L'Ascension du Mont Ventoux

19 octobre 2015

Nous en sommes en 1336. A première vue. Le poète italien Pétrarque vient de gravir le Mont Ventoux.

La montagne ne tient pas son nom du vent, comme le suggèrent sa sonorité et les statistiques, il y soufflerait à plus de 90 km/h les deux tiers de l'année, mais plus probablement de deux racines qui signifient la montagne qui se voit de loin. Pétrarque l'a sous les yeux depuis l'enfance, il a voulu aller y voir, par curiosité. Il est parti avec son jeune frère et deux serviteurs, sans tirer au sort le versant par où la gravir. Ils ont rencontré en chemin un vieux pâtre monté au sommet cinquante ans auparavant. Il n'y a rien à voir là-haut (aurait dit le vieux pâtre). Qu'importe, allons voir le rien, allons voir qu'il n'y a rien à voir.
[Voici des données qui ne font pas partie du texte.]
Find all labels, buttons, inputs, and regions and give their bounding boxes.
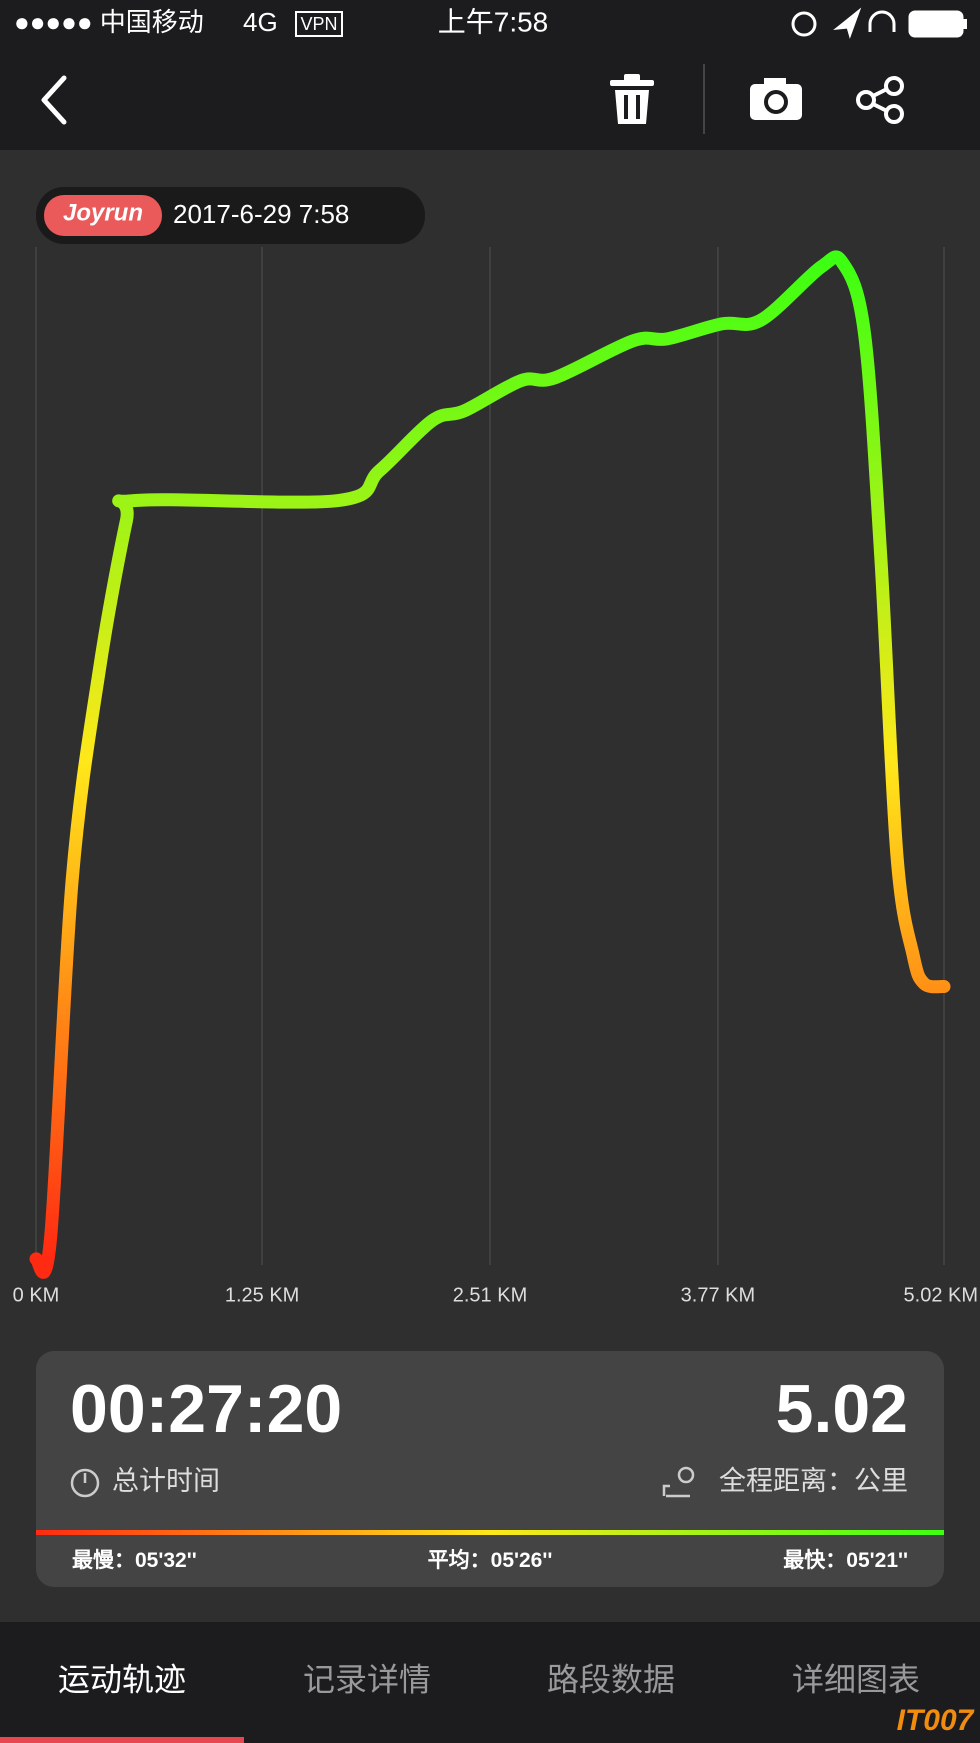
- slowest-label: 最慢：: [72, 1548, 135, 1572]
- duration-label: 总计时间: [112, 1466, 220, 1496]
- share-button[interactable]: [856, 76, 904, 124]
- top-bar-bg: [0, 0, 980, 150]
- distance-label: 全程距离：公里: [719, 1466, 908, 1496]
- delete-button[interactable]: [610, 74, 654, 124]
- status-icons: [791, 7, 967, 39]
- pace-chart: 0 KM 1.25 KM 2.51 KM 3.77 KM 5.02 KM: [13, 247, 978, 1306]
- pace-gradient: [36, 1530, 944, 1535]
- tab[interactable]: 记录详情: [303, 1661, 431, 1697]
- tab-indicator: [0, 1737, 244, 1743]
- x-tick-label: 1.25 KM: [225, 1284, 299, 1306]
- average-value: 05'26'': [491, 1549, 553, 1572]
- vpn: VPN: [300, 14, 337, 34]
- x-tick-label: 5.02 KM: [904, 1284, 978, 1306]
- slowest: 最慢：05'32'': [72, 1548, 197, 1572]
- tab[interactable]: 详细图表: [792, 1661, 920, 1697]
- brand-pill: [44, 195, 162, 236]
- watermark: IT007: [897, 1704, 975, 1737]
- back-button[interactable]: [41, 75, 67, 125]
- pace-line: [29, 250, 951, 1279]
- carrier: ●●●●● 中国移动: [14, 7, 204, 37]
- duration: 00:27:20: [70, 1371, 342, 1447]
- vpn-box: [295, 11, 343, 37]
- clock: 上午7:58: [438, 6, 549, 37]
- network: 4G: [243, 7, 278, 37]
- average: 平均：05'26'': [428, 1548, 553, 1572]
- tab-bar-bg: [0, 1622, 980, 1743]
- tab[interactable]: 路段数据: [547, 1661, 675, 1697]
- clock-icon: [70, 1468, 100, 1498]
- fastest: 最快：05'21'': [783, 1549, 908, 1572]
- brand: Joyrun: [63, 199, 143, 226]
- route-icon: [662, 1466, 695, 1498]
- distance: 5.02: [776, 1371, 908, 1447]
- average-label: 平均：: [428, 1548, 491, 1572]
- slowest-value: 05'32'': [135, 1549, 197, 1572]
- datetime: 2017-6-29 7:58: [173, 199, 349, 229]
- x-tick-label: 0 KM: [13, 1284, 60, 1306]
- x-tick-label: 2.51 KM: [453, 1284, 527, 1306]
- tab[interactable]: 运动轨迹: [58, 1661, 186, 1697]
- x-tick-label: 3.77 KM: [681, 1284, 755, 1306]
- stats-card: [36, 1351, 944, 1587]
- fastest-value: 05'21'': [846, 1549, 908, 1572]
- camera-button[interactable]: [750, 78, 802, 120]
- fastest-label: 最快：: [783, 1549, 846, 1572]
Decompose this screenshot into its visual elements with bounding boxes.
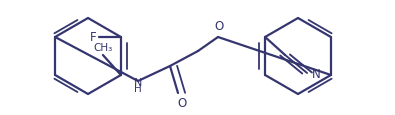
Text: N: N (134, 78, 142, 88)
Text: F: F (90, 31, 97, 44)
Text: O: O (177, 97, 186, 109)
Text: CH₃: CH₃ (93, 42, 113, 52)
Text: O: O (214, 20, 224, 33)
Text: N: N (312, 67, 321, 80)
Text: H: H (134, 83, 142, 93)
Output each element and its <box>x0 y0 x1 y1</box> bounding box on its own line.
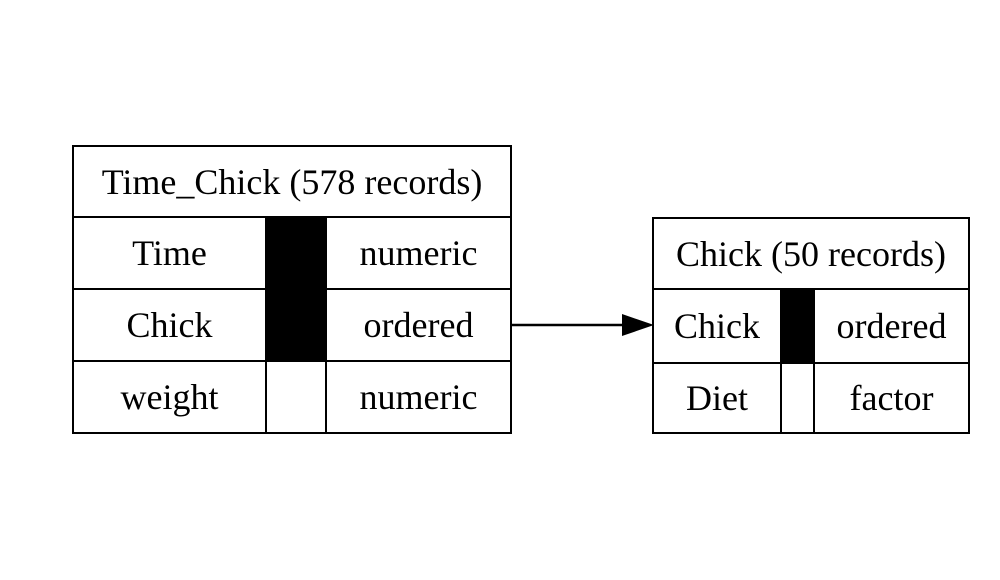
field-name-chick-pk: Chick <box>652 288 782 364</box>
field-name-chick-fk: Chick <box>72 288 267 362</box>
field-type-chick-fk: ordered <box>324 288 513 362</box>
non-key-indicator <box>780 362 815 434</box>
relationship-arrow <box>510 314 654 336</box>
entity-table-time-chick: Time_Chick (578 records) Time numeric Ch… <box>71 145 513 434</box>
arrowhead-icon <box>622 314 654 336</box>
field-name-diet: Diet <box>652 362 782 434</box>
field-type-chick-pk: ordered <box>813 288 970 364</box>
entity-title-time-chick: Time_Chick (578 records) <box>71 145 513 218</box>
entity-table-chick: Chick (50 records) Chick ordered Diet fa… <box>652 217 970 434</box>
field-name-weight: weight <box>72 360 267 434</box>
field-type-diet: factor <box>813 362 970 434</box>
primary-key-indicator <box>265 216 327 362</box>
entity-title-chick: Chick (50 records) <box>652 217 970 290</box>
non-key-indicator <box>265 360 327 434</box>
primary-key-indicator <box>780 288 815 364</box>
field-type-weight: numeric <box>324 360 513 434</box>
field-type-time: numeric <box>324 216 513 290</box>
field-name-time: Time <box>72 216 267 290</box>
Doppio ritratto dei duchi di Urbino, détail (Piero della
    Francesca, ca 1470\)
Doppio ritratto dei duchi di Urbino, particolare
(Le Triomphe de la chasteté, détail)
(Piero della Francesca, ca 1470, Galerie des Offices, Florence)

Là-haut, l'air est léger, les nuages en-dessous, l'Italie si proche, les larmes au rendez-vous. Pétrarque regarde en arrière, dix ans plus tôt, il regarde en avant, dix ans d'une vie qui déjà décline vers la vieillesse. Il a trente deux ans, il ne sait pas qu'il lui en reste trente huit et que dans trois ans il sera donc au milieu. Il regarde quand même le paysage et il y prend plaisir, abasourdi par les sensations que lui procure ce qu'il voit. Il ouvre alors le livre qu'il a emporté avec lui car on ne fait pas l'ascension du Ventoux sans un livre, c'est les Confessions d'Augustin. Il l'ouvre au hasard, tombe sur une page du livre Ⅹ et lit: et les hommes vont admirer les cimes des monts.

Devons-nous nous émerveiller avec Pétrarque que son ouvrage s'ouvre à cette page? La coïncidence le bouleverse sans doute parce qu'il juge très invraisemblable l'occurrence de cet événement. Le hasard, pourtant universel, serait-il à l'unisson de ses sentiments?

Nous pouvons modéliser la part de l'expérience consistant à tenir un livre entre ses mains pour l'ouvrir au hasard. Tout comme le lancer de dés peut être décrit, ou modélisé, à des degrés divers de complexité, celle de l'ouverture du livre n'admet pas une unique modélisation. Pour limiter le champ des possibles, focalisons-nous sur la page qui se présente à Pétrarque. Nous laissons ainsi de côté pour cette fois le pliage de la main recevant le livre, les mouvements du poignet et des doigts de l'autre main, quoi encore?, le rythme du battement de son cœur, le souffle du vent, l'inclinaison des rayons de soleil, etc.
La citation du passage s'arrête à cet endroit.